“This is plenty. We can get the hulls off here, I guess.”
He shook his head. “Better not. You’ll want to wear gloves, or you’ll get horrible stains on your hands. Trust me.”
“You’ve done this before?”
“The manor where I spent my childhood had black walnut trees. I used to use the hulls to make my own ink.”
“Oh, the manor, huh?” I said, raising an eyebrow. “You didn’t have servants to do that sort of stuff for you?”
Gabriel looked down at the walnuts he’d gathered. “I liked doing it myself,” he said. Something told me that if he was capable of blushing, his cheeks would be dusted with pink.
“Lucky for me, I guess,” I said. “Otherwise I’d wind up with subpar nuts and stained hands.”
“We can’t have that,” Gabriel said seriously.
I snorted and grabbed one of the enchanted cloth bags I kept in my jacket pocket for evidence. “Here,” I said. “Drop those in here before you stretch out your sweater.”
We kept following the path Mrs. Pumpernickel had sketched out for us, but now, Gabriel had the map in one hand, and a bag of walnuts in the other.

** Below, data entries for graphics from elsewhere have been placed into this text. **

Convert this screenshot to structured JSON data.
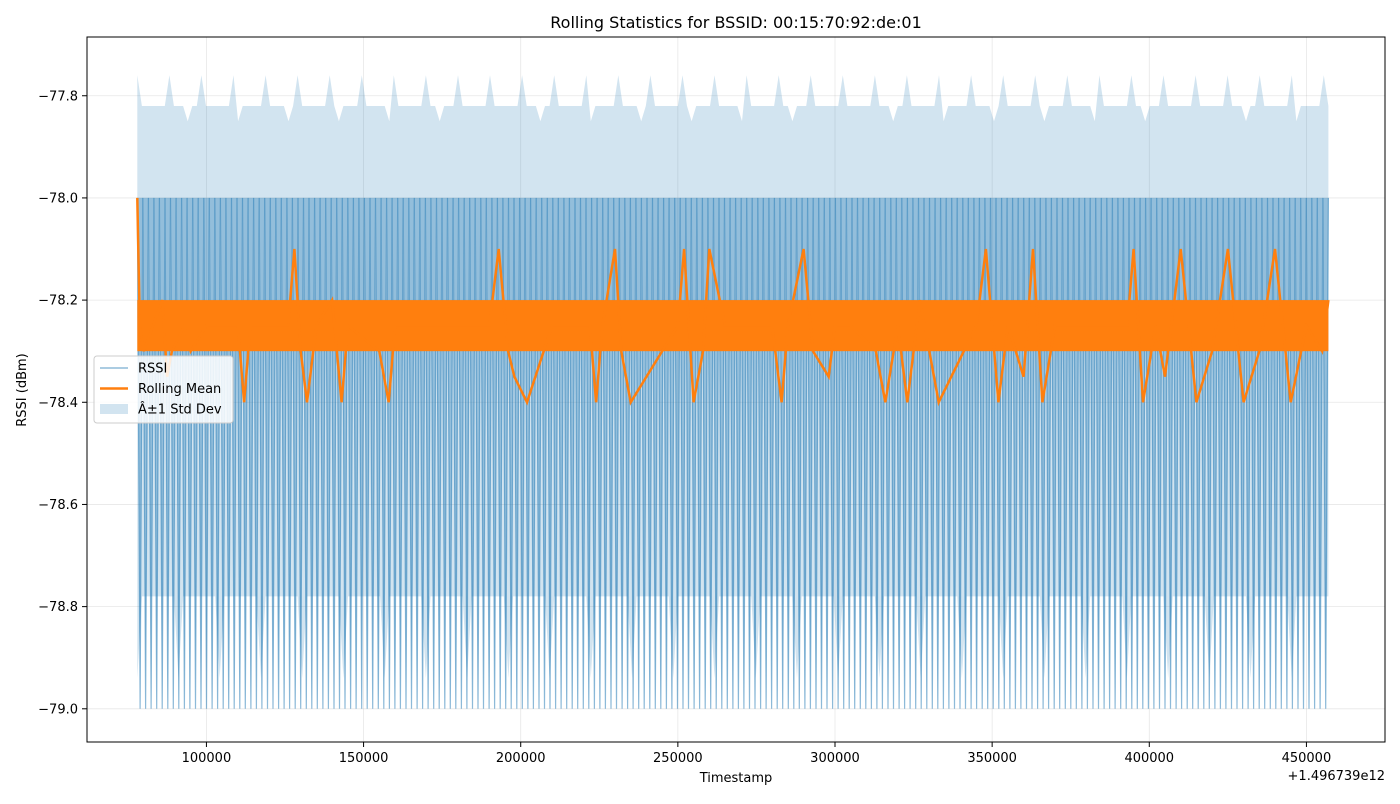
{
  "chart_data": {
    "type": "line",
    "title": "Rolling Statistics for BSSID: 00:15:70:92:de:01",
    "xlabel": "Timestamp",
    "ylabel": "RSSI (dBm)",
    "x_offset_text": "+1.496739e12",
    "xlim": [
      62000,
      475000
    ],
    "ylim": [
      -79.065,
      -77.685
    ],
    "x_ticks": [
      100000,
      150000,
      200000,
      250000,
      300000,
      350000,
      400000,
      450000
    ],
    "x_tick_labels": [
      "100000",
      "150000",
      "200000",
      "250000",
      "300000",
      "350000",
      "400000",
      "450000"
    ],
    "y_ticks": [
      -79.0,
      -78.8,
      -78.6,
      -78.4,
      -78.2,
      -78.0,
      -77.8
    ],
    "y_tick_labels": [
      "−79.0",
      "−78.8",
      "−78.6",
      "−78.4",
      "−78.2",
      "−78.0",
      "−77.8"
    ],
    "grid": true,
    "legend_position": "center-left",
    "series": [
      {
        "name": "RSSI",
        "color": "#1f77b4",
        "style": "thin-line",
        "x_range": [
          78000,
          457000
        ],
        "values_alternate": [
          -78.0,
          -79.0
        ],
        "mean_value": -78.3
      },
      {
        "name": "Rolling Mean",
        "color": "#ff7f0e",
        "style": "thick-line",
        "x": [
          78000,
          78800,
          80000,
          86000,
          87500,
          89000,
          93000,
          95000,
          100000,
          110000,
          112000,
          114000,
          126000,
          128000,
          130000,
          132000,
          135000,
          140000,
          143000,
          145000,
          155000,
          158000,
          160000,
          190000,
          193000,
          196000,
          198000,
          202000,
          210000,
          222000,
          224000,
          226000,
          230000,
          232000,
          235000,
          250000,
          252000,
          255000,
          258000,
          260000,
          265000,
          280000,
          283000,
          285000,
          290000,
          293000,
          298000,
          300000,
          305000,
          313000,
          316000,
          320000,
          323000,
          327000,
          330000,
          333000,
          345000,
          348000,
          352000,
          355000,
          360000,
          363000,
          366000,
          370000,
          393000,
          395000,
          398000,
          402000,
          405000,
          410000,
          415000,
          420000,
          425000,
          430000,
          435000,
          440000,
          445000,
          450000,
          455000,
          457000
        ],
        "y": [
          -78.0,
          -78.25,
          -78.3,
          -78.2,
          -78.35,
          -78.3,
          -78.25,
          -78.3,
          -78.25,
          -78.25,
          -78.4,
          -78.25,
          -78.25,
          -78.1,
          -78.3,
          -78.4,
          -78.25,
          -78.2,
          -78.4,
          -78.25,
          -78.3,
          -78.4,
          -78.25,
          -78.25,
          -78.1,
          -78.3,
          -78.35,
          -78.4,
          -78.25,
          -78.25,
          -78.4,
          -78.25,
          -78.1,
          -78.3,
          -78.4,
          -78.25,
          -78.1,
          -78.4,
          -78.3,
          -78.1,
          -78.25,
          -78.25,
          -78.4,
          -78.25,
          -78.1,
          -78.3,
          -78.35,
          -78.25,
          -78.25,
          -78.3,
          -78.4,
          -78.25,
          -78.4,
          -78.2,
          -78.3,
          -78.4,
          -78.25,
          -78.1,
          -78.4,
          -78.25,
          -78.35,
          -78.1,
          -78.4,
          -78.25,
          -78.25,
          -78.1,
          -78.4,
          -78.25,
          -78.35,
          -78.1,
          -78.4,
          -78.3,
          -78.1,
          -78.4,
          -78.3,
          -78.1,
          -78.4,
          -78.25,
          -78.3,
          -78.2
        ],
        "band_min": -78.2,
        "band_max": -78.3
      },
      {
        "name": "Â±1 Std Dev",
        "color": "#1f77b4",
        "style": "fill-band",
        "upper_approx": -77.82,
        "lower_approx": -78.78
      }
    ]
  }
}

Luckily, our next stop was pretty hard to miss if you knew what to look for. The mouth of the cave was a large, triangular gash in a rock face, surrounded by plush, vibrant moss.
“Let me lead the way,” Gabriel said. “My night vision is far better than yours.”
“Not gonna be an issue,” I said. “Follow me.”
I led him into the cave. It narrowed into a tight corridor, then opened abruptly into a large, cavernous space. Gabriel gasped when he saw it.
The roof of the cave was covered with pale blue lights, illuminating trailing threads that looked as though they were strung with diamonds. It was as if the Milky Way had decided to take a break from the night sky to paint itself across the cavern.
“They’re beautiful,” Gabriel murmured. He was staring up at it with an expression of open, childish delight, and the blue light made him look ethereal. He reached out to touch one of the gleaming threads that hung down, but I put a hand on his arm to stop him.
“You really don’t want to touch that,” I said. “It’s pretty, but it’s bug vomit.”
“Good to know,” he said distantly. “They’re glow worms, aren’t they? The lights, I mean. Are you going to have to kill them?”
“I’m not going to kill them,” I told him, a little surprised that he cared about the lives of bugs. “They won’t even notice I’m doing anything.”
I pulled out a small bottle, and murmured a few words, twisting my finger in a pattern around the opening. Pale wisps of blue light curled through the air and filled it up. The glass warmed very slightly, and I closed the lid tightly.
“We’ve got what we need,” I said. “And now we’ve got a ritual to do.”
My apartment’s kitchen was small, and with two people in it, it was a little cramped. Gabriel stood by the sink, using a meat tenderizer that had been in the back of a drawer when I moved in to get the hulls off the black walnuts. He was going about the task with absolute focus, and there was a softening at the corners of his eyes and mouth that I was pretty sure meant he was enjoying himself. I’d given him the only pair of rubber gloves I had—bright purple ones I used to wash dishes.
“Ah, the color of royalty. And they’ll bring out my eyes,” he’d said mildly when I’d handed them over. I was a little annoyed at how well he managed to make them look like a fashion statement.
The ritual was a fiddly process, closer to potion-making than I usually got, but I followed the steps carefully. I had my cauldron bubbling away on the stove and added the ingredients according to the book propped open on the counter. The cauldron was, if you wanted to be technical about it, a Dutch oven, but it was good to be able to multitask, and I did a lot of braising and stews in the cooler months.
“I think we’re ready,” I said. “Are the hulls good to go?”
Gabriel nodded while picking up one of the now-mushed green balls. It smelled earthy and weirdly medicinal, with just a hint of citrus. “I may have gone slightly overboard,” he admitted. “But I wasn’t sure how many you’d need.”
“According to the book, we need… Uh.” I sighed. This was why I hated working with older spell books. “‘Hulls of the wall-nut, such as may be used for the production to ink, weighing the same as nine wrens, which is known by some by the name of kinglet.’”
Gabriel stared down at the book, then up at me. “That seems… unhelpful.”
After I’d Googled how much wrens weighed and measured out ninety grams of walnut hulls on my kitchen scale, we were actually ready to start. I read out the chant from the book once, twice, three times, then added in the walnut hulls. The liquid in the pot turned a dark brown.
“Did it work?” Gabriel asked, his voice hushed.
“I don’t kn—” I started, then all the breath left my body in a rush as a torrent of magic cascaded into me. My vision went white, and I couldn’t feel my body. It was too small and insignificant to even be recognized by what I’d just tapped into. I was a tiny leaf being swept along by a raging torrent. I was everywhere and nowhere.